L’allitération en p dans le groupe nominal « d’un pompeux appareil » exprime le sur-trop de leur imitation et la bouffonnerie de leurs habits. Après avoir dépeint, dans ce premier quatrain les courtisans qui ne vivent que dans l’apparence , ou même par l’apparence de leur seigneur qu’ils cherchent à imiter, Du Bellay caricature ici leur servilité de jugement. Les vers 5 et 6 du deuxième quatrain sont construits avec une anaphore.

Par la conjonction de subordination « Si/S’il » qui exprime la condition et qui sera répétée tout au long du texte, Du Bellay donne des exemples, des preuves sur la description de ses observations des courtisans.

Dans ce premier vers, le poète utilise un terme encore plus fort que « prince », celui de « maitre ».

Les courtisans sont bel bien des êtres non-libres, presque des animaux.

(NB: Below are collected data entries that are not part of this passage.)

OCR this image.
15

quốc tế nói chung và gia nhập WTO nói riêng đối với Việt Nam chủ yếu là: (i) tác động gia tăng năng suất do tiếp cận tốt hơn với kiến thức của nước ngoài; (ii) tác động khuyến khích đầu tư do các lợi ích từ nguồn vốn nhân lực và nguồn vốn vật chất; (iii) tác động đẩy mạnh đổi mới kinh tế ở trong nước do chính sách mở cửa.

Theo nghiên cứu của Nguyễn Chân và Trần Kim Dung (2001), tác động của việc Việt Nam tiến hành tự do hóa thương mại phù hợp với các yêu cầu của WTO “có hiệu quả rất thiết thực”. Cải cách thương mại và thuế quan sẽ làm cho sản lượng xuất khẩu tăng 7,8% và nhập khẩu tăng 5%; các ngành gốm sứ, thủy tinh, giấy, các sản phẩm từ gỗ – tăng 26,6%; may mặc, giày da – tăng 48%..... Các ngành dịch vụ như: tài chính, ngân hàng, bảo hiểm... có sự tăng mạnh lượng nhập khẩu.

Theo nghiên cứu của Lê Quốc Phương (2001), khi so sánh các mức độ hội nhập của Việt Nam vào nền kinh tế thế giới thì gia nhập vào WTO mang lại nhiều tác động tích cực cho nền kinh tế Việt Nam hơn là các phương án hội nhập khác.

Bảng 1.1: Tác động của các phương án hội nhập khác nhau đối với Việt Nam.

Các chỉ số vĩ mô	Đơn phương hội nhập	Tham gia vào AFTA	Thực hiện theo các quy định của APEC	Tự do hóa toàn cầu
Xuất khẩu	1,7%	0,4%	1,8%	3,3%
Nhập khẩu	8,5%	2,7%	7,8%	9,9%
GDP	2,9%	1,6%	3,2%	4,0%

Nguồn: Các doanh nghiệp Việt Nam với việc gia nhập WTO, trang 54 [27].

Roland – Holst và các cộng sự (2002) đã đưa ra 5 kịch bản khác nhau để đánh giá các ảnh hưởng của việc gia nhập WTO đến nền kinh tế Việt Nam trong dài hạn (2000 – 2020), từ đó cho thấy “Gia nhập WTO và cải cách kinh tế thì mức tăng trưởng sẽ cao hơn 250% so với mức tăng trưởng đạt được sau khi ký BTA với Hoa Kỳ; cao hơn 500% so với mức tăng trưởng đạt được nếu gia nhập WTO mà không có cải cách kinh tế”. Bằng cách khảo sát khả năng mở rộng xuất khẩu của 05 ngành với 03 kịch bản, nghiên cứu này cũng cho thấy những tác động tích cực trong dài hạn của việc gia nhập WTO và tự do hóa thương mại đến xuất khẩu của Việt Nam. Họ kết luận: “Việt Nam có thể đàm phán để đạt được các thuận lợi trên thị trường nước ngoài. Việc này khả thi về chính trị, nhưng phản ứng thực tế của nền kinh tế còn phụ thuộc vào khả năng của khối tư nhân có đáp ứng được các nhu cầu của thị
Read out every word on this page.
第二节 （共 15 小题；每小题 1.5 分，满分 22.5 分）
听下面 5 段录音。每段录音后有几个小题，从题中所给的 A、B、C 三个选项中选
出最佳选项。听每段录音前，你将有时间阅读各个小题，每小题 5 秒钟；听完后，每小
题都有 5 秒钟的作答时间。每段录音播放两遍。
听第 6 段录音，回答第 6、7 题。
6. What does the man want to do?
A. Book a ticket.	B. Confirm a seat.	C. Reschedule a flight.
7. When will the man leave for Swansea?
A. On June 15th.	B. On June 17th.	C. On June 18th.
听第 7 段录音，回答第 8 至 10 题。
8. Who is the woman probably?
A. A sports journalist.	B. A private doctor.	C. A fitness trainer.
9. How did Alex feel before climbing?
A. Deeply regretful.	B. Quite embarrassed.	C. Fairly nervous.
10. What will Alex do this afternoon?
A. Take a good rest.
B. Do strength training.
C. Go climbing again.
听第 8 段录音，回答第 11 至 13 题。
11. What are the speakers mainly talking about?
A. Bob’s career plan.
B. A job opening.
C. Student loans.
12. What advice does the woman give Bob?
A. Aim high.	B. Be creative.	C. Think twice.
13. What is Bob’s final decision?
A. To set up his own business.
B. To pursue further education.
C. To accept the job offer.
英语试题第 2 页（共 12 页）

Le parallélisme avec la césure à l'hémistiche rend encore une fois extrêmement visible l’imitation: « Si leur maître se moque, ils feront le pareil, » Et à nouveau, le poète généralise son propos par le pronom personnel « ils » reflétant ainsi l’effet de masse.

Dans le vers « S'il ment, ce ne sont eux qui diront le contraire, », la litote sert à exposer la lâcheté de ces êtres soumis.

En effet, bien loin d'oser désapprouver la parole fausse de leur maître, ils la font vérité.

De plus, l’antithèse et la rime entre les deux termes opposés « pareil » et « contraire » insiste bien sur le fait que les courtisans imitent même les défauts. Enfin, les deux derniers vers du quatrain achèvent de montrer leur servilité : « afin de lui complaire » (v.7).

Le but des courtisans est de se rendre favorable aux désirs des maîtres.

Ils veulent se rendre agréable à leur maître, et ceci par n’importe quel moyen, même le plus ridicule comme l’énonce le vers suivant.

De plus, leur aptitude à mentir et à imiter servilement est dénoncée par un exemple hyperbolique .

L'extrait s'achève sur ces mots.